Graciliano Ramos e sua engenhosidade prosaica

Por Vânia Maria do Nascimento Duarte

Graciliano Ramos – o mestre do regionalismo nordestino
Graciliano Ramos – o mestre do regionalismo nordestino

 Mesmo em se tratando de simples fragmentos, ao nos depararmos com estes, temos a noção da ampla habilidade artística conferida a este importante autor que tão bem representou a temática da condição vivida pelo ser e o meio em que o insere. Vejamos, pois:

Capítulo III

Aqui, pela primeira vez, aparece a figura do soldado amarelo, que mais tarde voltará simbolizando a autoridade do governo. Igualmente, pela primeira vez, insinua-se a ideia de que não é apenas a seca que faz de Fabiano e sua família pessoas animalizadas. Ele é preso sem qualquer motivo e torna a analisar sua situação de homem-bicho. Só que, desta vez, não tem mais coragem de sonhar com um futuro melhor. Ao fim do capítulo, temos Fabiano ciente de sua condição de homem vencido e, pior ainda, sem ilusões com relação à vida de seus filhos.

Fragmento extraído do romance Vidas Secas, de Graciliano Ramos.

Ao nos depararmos com o termo - pessoas animalizadas, somos remetidos à terrível ideia de um fato social que tem sua origem um tanto quanto remota e, que de modo contundente, continuou se perpetuando por entre as esferas da sociedade.

Tal afirmativa serve-nos de subsídio para enfatizarmos a temática que norteou as produções literárias da chamada “prosa regionalista”, representada pela segunda geração do Modernismo. O contexto histórico, ao qual o Nordeste brasileiro pertencia, funcionou como pano de fundo para o desbravamento de uma corrente ideológica voltada para a denúncia e para o sentimento de total insatisfação mediante às condições sub-humanas em que vivia grande parte da população convivendo com o descaso das autoridades políticas.

Paralelamente a esta concepção, surge-nos mais um indício que comprova os posicionamentos firmados acima, eis que representado pelo seguinte trecho: Aqui, pela primeira vez, aparece a figura do soldado amarelo, que mais tarde voltará simbolizando a autoridade do governo. Por meio deste percebemos a situação retratada pela desigualdade social caracterizada pela relação opressor x oprimido, em que o poder, naquela época, se centrava nas mãos dos políticos poderosos, sobretudo dos grandes coronéis que se mostravam aptos a punir quem se mostrasse contrário às suas ideias.
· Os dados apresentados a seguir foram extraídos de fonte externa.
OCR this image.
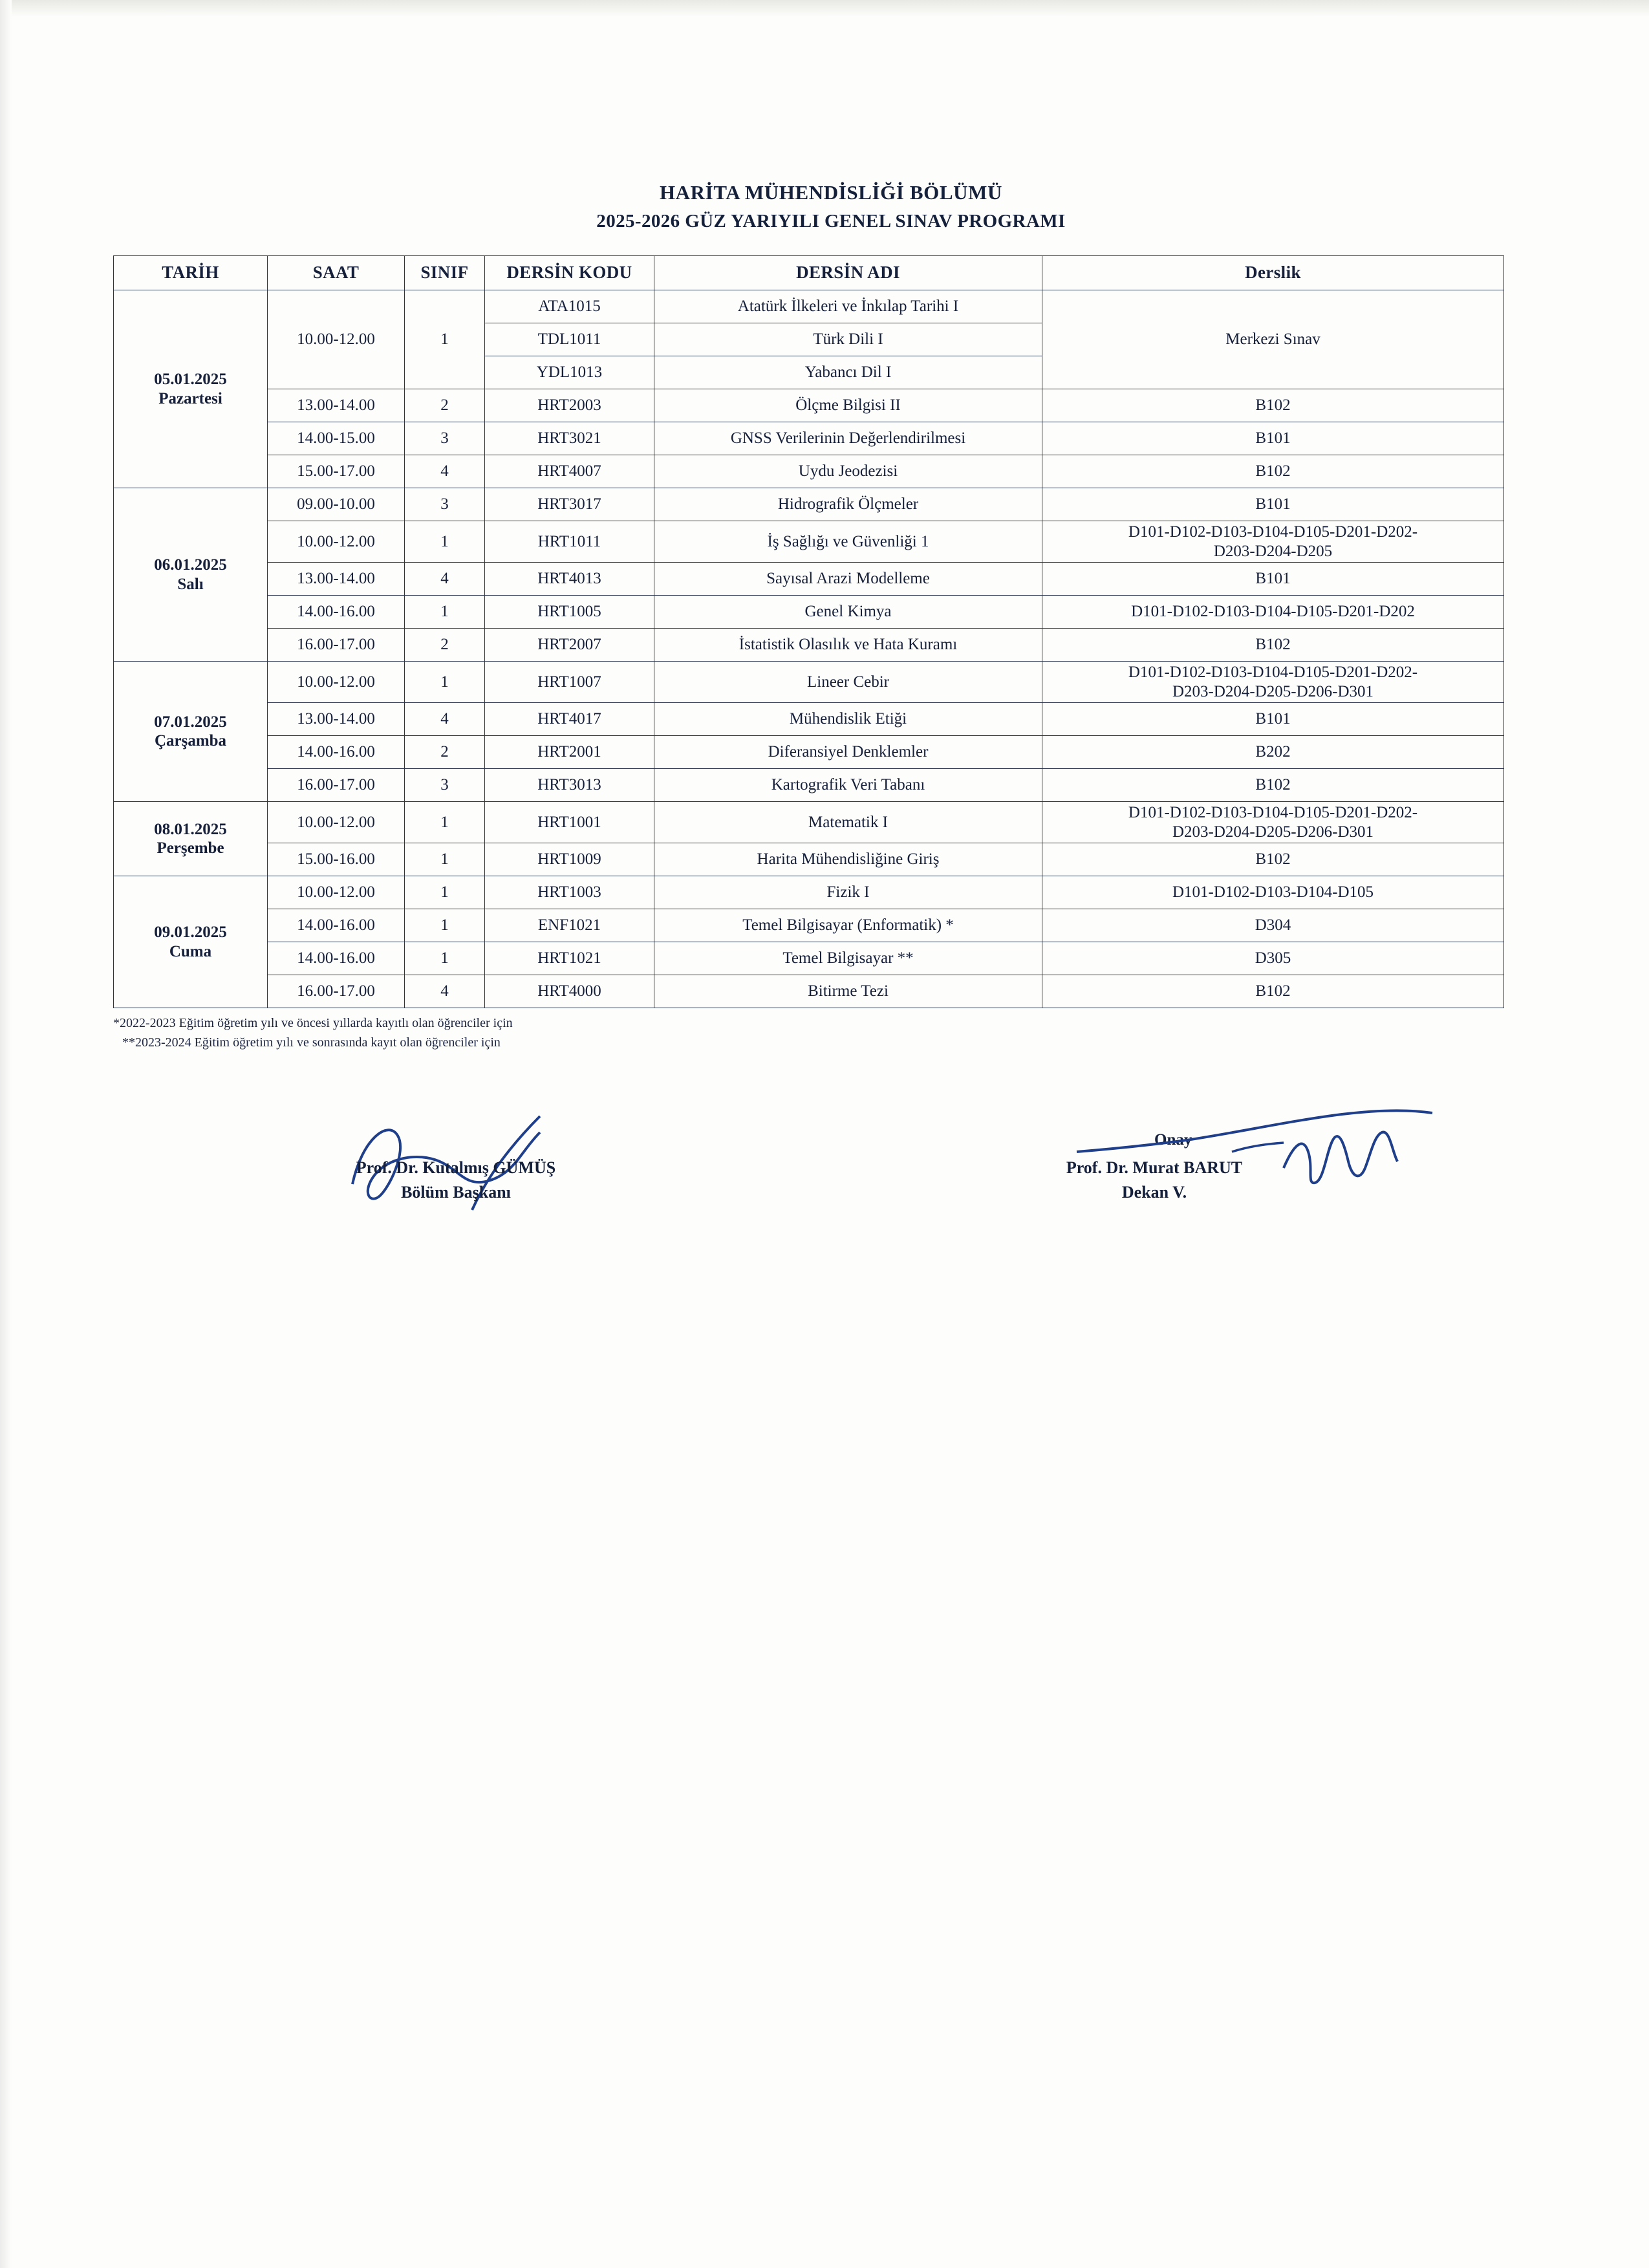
HARİTA MÜHENDİSLİĞİ BÖLÜMÜ
2025-2026 GÜZ YARIYILI GENEL SINAV PROGRAMI
TARİH	SAAT	SINIF	DERSİN KODU	DERSİN ADI	Derslik
05.01.2025
Pazartesi	10.00-12.00	1	ATA1015	Atatürk İlkeleri ve İnkılap Tarihi I	Merkezi Sınav
			TDL1011	Türk Dili I	
			YDL1013	Yabancı Dil I	
	13.00-14.00	2	HRT2003	Ölçme Bilgisi II	B102
	14.00-15.00	3	HRT3021	GNSS Verilerinin Değerlendirilmesi	B101
	15.00-17.00	4	HRT4007	Uydu Jeodezisi	B102
06.01.2025
Salı	09.00-10.00	3	HRT3017	Hidrografik Ölçmeler	B101
	10.00-12.00	1	HRT1011	İş Sağlığı ve Güvenliği 1	D101-D102-D103-D104-D105-D201-D202-
D203-D204-D205
	13.00-14.00	4	HRT4013	Sayısal Arazi Modelleme	B101
	14.00-16.00	1	HRT1005	Genel Kimya	D101-D102-D103-D104-D105-D201-D202
	16.00-17.00	2	HRT2007	İstatistik Olasılık ve Hata Kuramı	B102
07.01.2025
Çarşamba	10.00-12.00	1	HRT1007	Lineer Cebir	D101-D102-D103-D104-D105-D201-D202-
D203-D204-D205-D206-D301
	13.00-14.00	4	HRT4017	Mühendislik Etiği	B101
	14.00-16.00	2	HRT2001	Diferansiyel Denklemler	B202
	16.00-17.00	3	HRT3013	Kartografik Veri Tabanı	B102
08.01.2025
Perşembe	10.00-12.00	1	HRT1001	Matematik I	D101-D102-D103-D104-D105-D201-D202-
D203-D204-D205-D206-D301
	15.00-16.00	1	HRT1009	Harita Mühendisliğine Giriş	B102
09.01.2025
Cuma	10.00-12.00	1	HRT1003	Fizik I	D101-D102-D103-D104-D105
	14.00-16.00	1	ENF1021	Temel Bilgisayar (Enformatik) *	D304
	14.00-16.00	1	HRT1021	Temel Bilgisayar **	D305
	16.00-17.00	4	HRT4000	Bitirme Tezi	B102
*2022-2023 Eğitim öğretim yılı ve öncesi yıllarda kayıtlı olan öğrenciler için
**2023-2024 Eğitim öğretim yılı ve sonrasında kayıt olan öğrenciler için
Onay
Prof. Dr. Kutalmış GÜMÜŞ
Bölüm Başkanı
Prof. Dr. Murat BARUT
Dekan V.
A engenhosidade de Graciliano Ramos foi tamanha até mesmo pela construção dos próprios personagens da referida obra. Sob um instinto extremamente voltado para a crítica, nomeou-lhes criteriosamente – a esposa de Fabiano, chamada de Sinhá Vitória, mas que de vitoriosa nada representava. A cachorra, que atendia pelo nome de Baleia, visto que se trata de um mamífero robusto e de grande porte. No entanto, estava se definhando cada vez mais, principalmente por não ter o que comer. Fato que podemos conferir pelos trechos: Caíra-lhe o pelo, estava pele e ossos, o corpo enchera-se de chagas. Fabiano resolve matá-la para aliviar os sofrimentos dela. Os filhos percebem a situação, magoados e feridos por perderem um “irmão”: "Ela era como uma pessoa da família: brincavam juntos os três, para bem dizer não se diferenciavam...".

A presente análise permite-nos compreender um pouco mais sobre o perfil do escritor em evidência, bem como as correntes ideológicas que nortearam suas criações. De modo relevante, passamos a interagir sobre como se desenvolveu sua trajetória.

Graciliano Ramos nasceu em Quebrângulo, Alagoas, em 1892. Realizou seu curso secundário em Maceió e, sem ter cursado nenhuma faculdade, dedicou-se à atividade jornalística. Em 1933 se mudou para Maceió com objetivo de ocupar o cargo de diretor da Instrução Pública de Alagoas, foi quando conheceu Rachel de Queiroz, Jorge Amado e José Lins do Rego.

Em 1936, às vésperas da decretação do estado Novo, foi preso acusado de ser comunista. Permanecendo quase um ano na cadeia passou por inúmeras humilhações, sendo posto em liberdade posteriormente. Fixou-se no Rio de Janeiro e não retornou mais ao Nordeste. Em 1953 foi vitimado por um câncer, vindo a falecer em consequência deste.

Representando suas obras, destacam-se: Caetés (1933), como marco introdutório; São Bernardo (1934); Angústia (1936) e Vidas Secas (1938); contos reunidos em Insônia (1947); as memórias Infância (1945) e Memórias do Cárcere (1953) e, por último, Viagem (1954).